M.Sc Thesis

M.Sc StudentYazdi Ram
SubjectPerturbation Based Learning for Structured NLP Tasks with
Application to Dependency Parsing
DepartmentDepartment of Industrial Engineering and Management
Supervisors ASSOCIATE PROF. Roi Reichart
Full Thesis textFull thesis text - English Version


In many natural language processing (NLP) tasks we are required to produce a list of solutions instead of single one. This can stem from several reasons.  First, it can be a defining property of the task. In extractive summarization, for example, good summaries are those that consist of a diverse list of informative sentences extracted from the text.  In other cases, the members of the solution list are exploited to solve an end goal task. For example, dependency forests were used in order to improve machine translation and sentiment analysis.

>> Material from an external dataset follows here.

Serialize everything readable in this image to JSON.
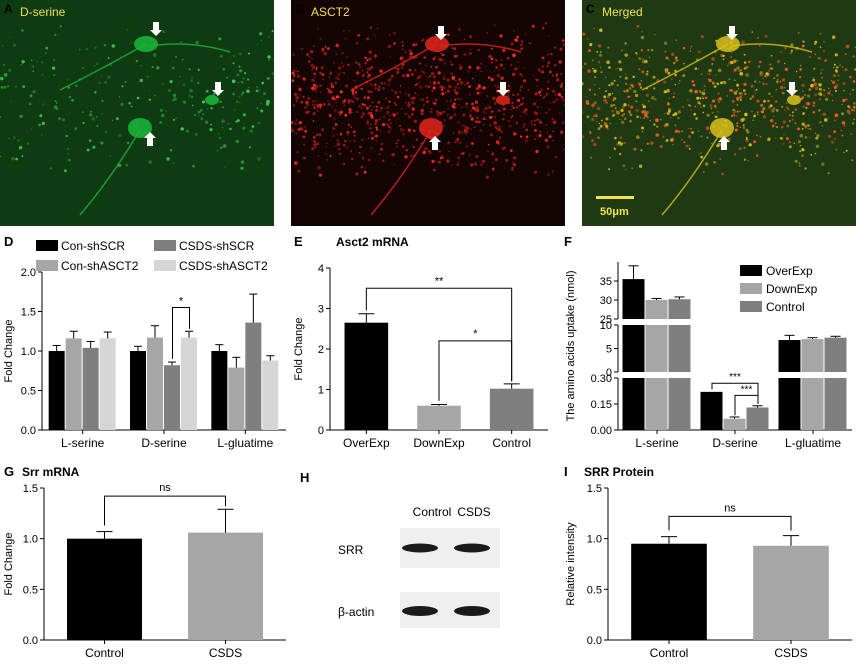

In yet other cases, the best solution of the model is inaccurate due to limited expressive power or to non-exact parameter estimation. Here, generating a list of solutions can be useful as a first step towards learning a final high-quality solution. One way to generate a list of solutions is sampling candidate solutions from the model's solution space, reasoning that effective exploration of this space should yield high quality and diverse solutions. Unfortunately, sampling is often computationally hard and many works hence back-off to sub-optimal strategies such as extraction of the best scoring solutions of the model, which are not as diverse as sampled solutions. In this thesis, we propose a perturbation-based approach where sampling from a probabilistic model is computationally efficient. We present a learning algorithm for the variance of the perturbations, and empirically demonstrate its importance.

Moreover, while finding the argmax in our model is intractable, we propose an efficient and effective approximation. We apply our framework to cross-lingual dependency parsing across 72 corpora from 42 languages, to lightly supervised dependency parsing across 13 corpora from 12 languages, and to several part of speech (POS) tagging setups.

In all of them we demonstrate strong results in terms of both the quality of the entire solution list and of the final solution distilled from it.